Flitzer oder hilfloser Kabinenroller

BMW i3 mit Range Extender ("REX") also. Da stellt sich zu allererst die bange Frage, was passiert, wenn kein Strom mehr aus der Batterie kommt und die ganze Last des Vortriebs auf dem kleinen Hilfsmotörchen im Heck liegt, das als Stromaggregat fungiert. Wird aus dem rasanten Hightech-Elektroflitzer schlagartig ein hilfloser Kabinenroller, wenn die Batterien keinen Saft mehr liefern und der E-Motor den Strom nur mehr aus dem "Notstromaggregat" bezieht?

Der i3 fährt sich tadellos, aber spaßbefreit im Schnee.
Foto: laggers.at / Rudolf Skarics

Ich fahre also los mit vollem Tank und voller Batterie. Aufgrund der Minusgrade wird mir im gewählten Eco-Modus bald zu kalt. So schalte ich zurück auf "Comfort". Die Heizung wird wohl die Reichweite etwas beeinträchtigen. Doch solange du keinen Reichweitenrekord aufstellen willst, kannst du den Wagen ruhig in der Grundeinstellung Comfort belassen. Eco Pro und Eco Pro Plus sind eher etwas für Ehrgeizige.

Testgebiet: Autobahn

Ich begebe mich auf die Autobahn und suche im Menü die Funktion "Reichweite halten", was flott gelingt.
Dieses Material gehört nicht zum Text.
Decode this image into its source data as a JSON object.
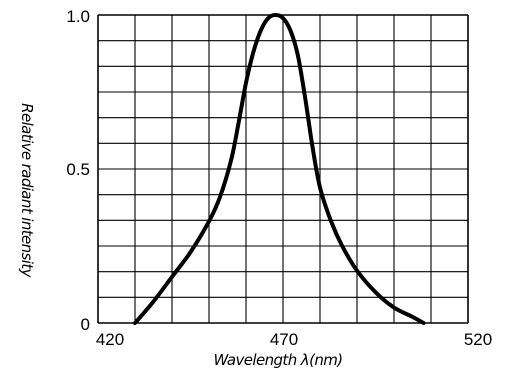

Damit tritt der Range Extender in Funktion. Erste Überraschung: Der Zweizylinder-Rollermotor setzt sich nahezu unhörbar in Bewegung. Man muss sich schon konzentrieren, um das Summen überhaupt wahrzunehmen. Tatsächlich bleibt jetzt die elektrische Reichweite erhalten, allerdings nur solange ich nicht schneller als knapp 100 km/h fahre. Dieser Gleichgewichtszustand stellt sich je nach Wind und Steigung oder Gefälle zwischen 90 und 110 km/h ein, wie ich sodann feststelle. Der Range Extender surrt in einer Tonlage, die auf eine moderate wirkungsgradoptimierte Drehzahl schließen lässt.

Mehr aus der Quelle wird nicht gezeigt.